The MMSE is one of the simplest and best known screening tests for neurocognitive impairment and was documented at both pre and post–operative states for three patients. The first patient scored 30⁄30 on both visits. The second patient scored 24⁄27 preoperatively and 20⁄27 postoperatively. A total score of 27 was used due to visual impairment. Lastly, the third patient scored 27⁄30 both pre– and postoperatively.

COWAT is a test of verbal fluency and is sensitive to frontal impairment. The following scores were adjusted for patient age, education and gender, per published normative data. The scores are presented as percentiles. A test of letter fluency was administered. Review of the results of the COWAT revealed that the first patient scored in the 40th percentile both pre and postoperatively. The second patient scored in the 16th percentile preoperatively, and scored 19th postoperatively. The third patient scored in the 35th percentile preoperatively and 26th percentile postoperatively. The fourth patient scored in the 39th percentile preoperatively, and in the 37th percentile postoperatively. The final patient scored in the 26th percentile preoperatively, but scored in the 17th percentile postoperatively. When comparing the pre and postoperative scores, patients lost an average of 3.4 percentile points during follow–up (range –9 to +3 percentile).

The HVLT is a word–list learning and memory task which consists of both immediate and delayed recall. The immediate recall is a measure of the ability to learn while the delayed recall is a measure of the ability to remember. The first patient scored 26⁄36 for the immediate recall preoperatively and 27⁄36 for the immediate recall postoperatively. The same patient scored 10⁄12 for the delayed recall preoperatively and 9⁄12 postoperatively. The second patient scored 12⁄36 and 0⁄12 preoperatively, dropping to 5⁄36 and 0⁄12 postoperatively. The third patient scored 25⁄36 and 7⁄12 preoperatively, and 20⁄36 and 8⁄12 postoperatively. The fourth patient scored 19⁄36 and 9⁄12 preoperatively, and 16⁄36 and 7⁄12 postoperatively. Finally, the fifth patient scored 12⁄36 and 0⁄12 preoperatively, and 16⁄36 and 1⁄12 postoperatively.

The BDI–II is a well–established clinically–relevant tool to assess depression with a lower numerical score correlating with a less depressed state. This data was reviewed for all five patients. The first patient had a preoperative BDI–II of 20, which fell to a postoperative BDI–II of 6. The second patient decreased from 26 preoperatively to 18 postoperatively.
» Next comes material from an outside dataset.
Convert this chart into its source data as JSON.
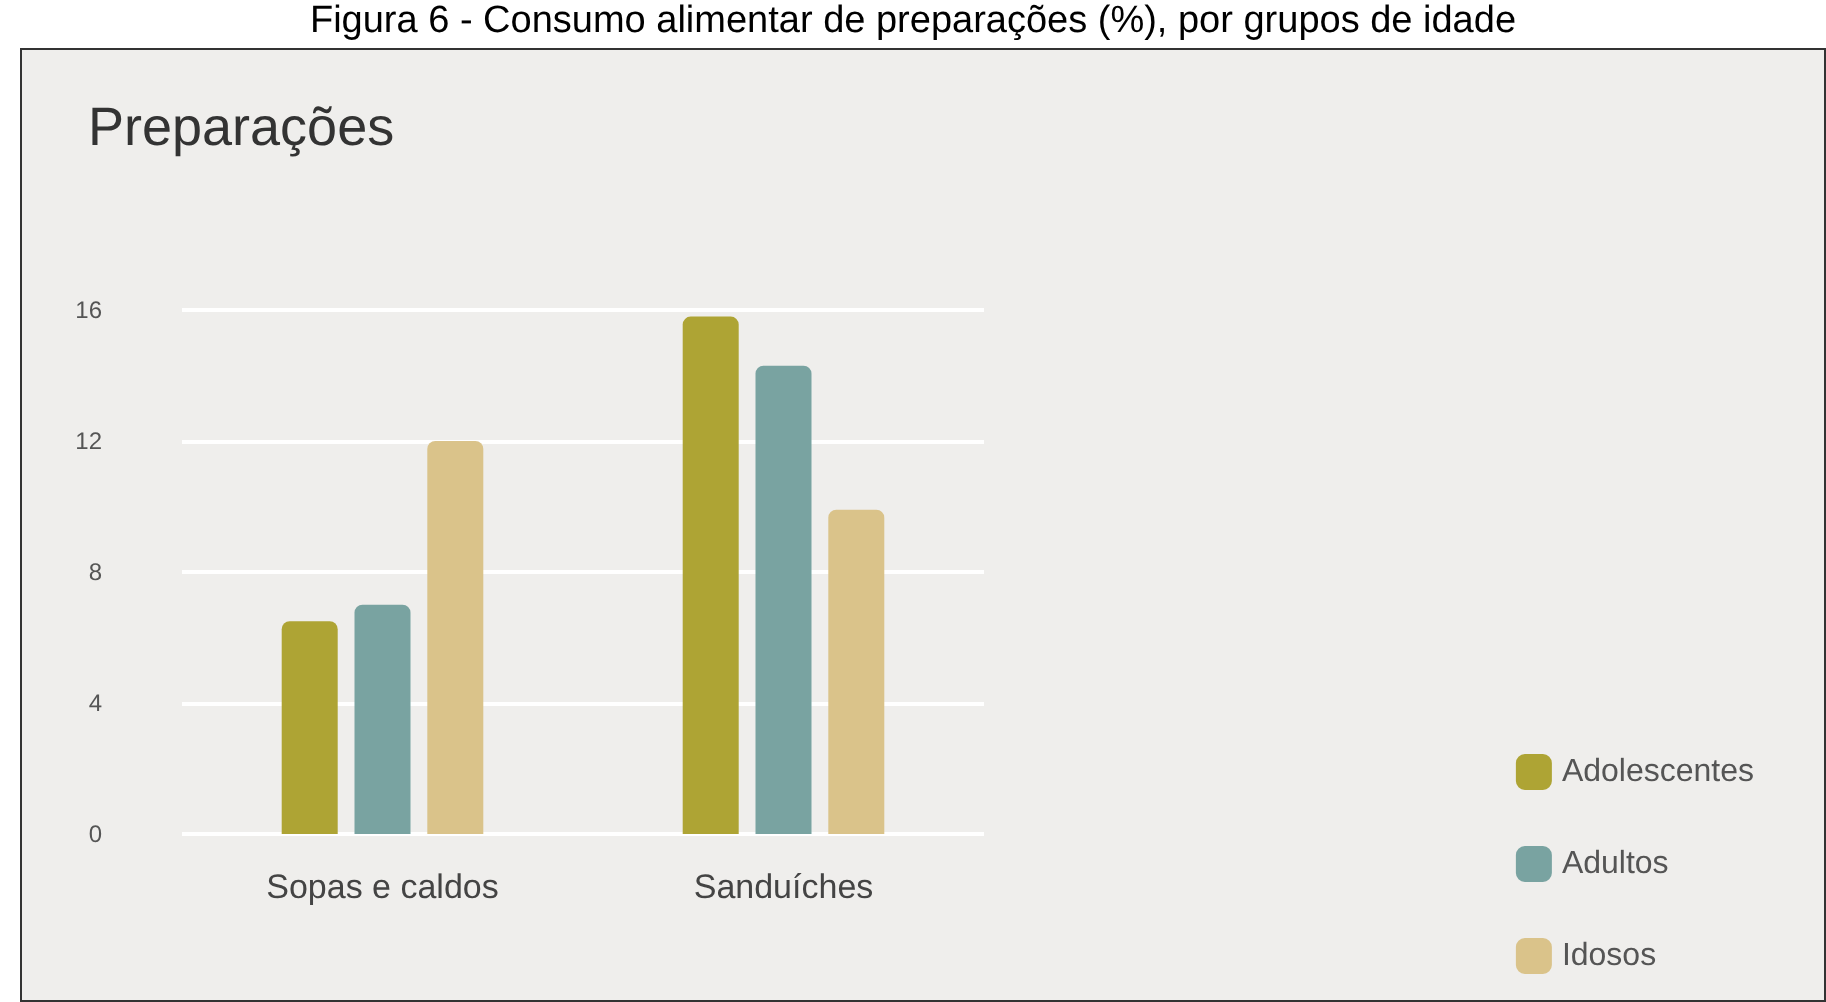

The third patient decreased from 33 to 27, and the fourth patient decreased from 17 to 12. The fifth patient was the only patient to demonstrate an increase in BDI–II, from 7 preoperatively to 9 postoperatively, but both of these scores are in the non–depressed range and therefore this increase was not clinically significant. The average decrease in BDI–II score for all patients was 6.2 points (range = gain of 2 points to loss of 14 points). Thus most patients were less depressed or showed no change after the intervention.

The results of all neuropsychological testing are summarized in Table 1, Table 2 and Figure 1.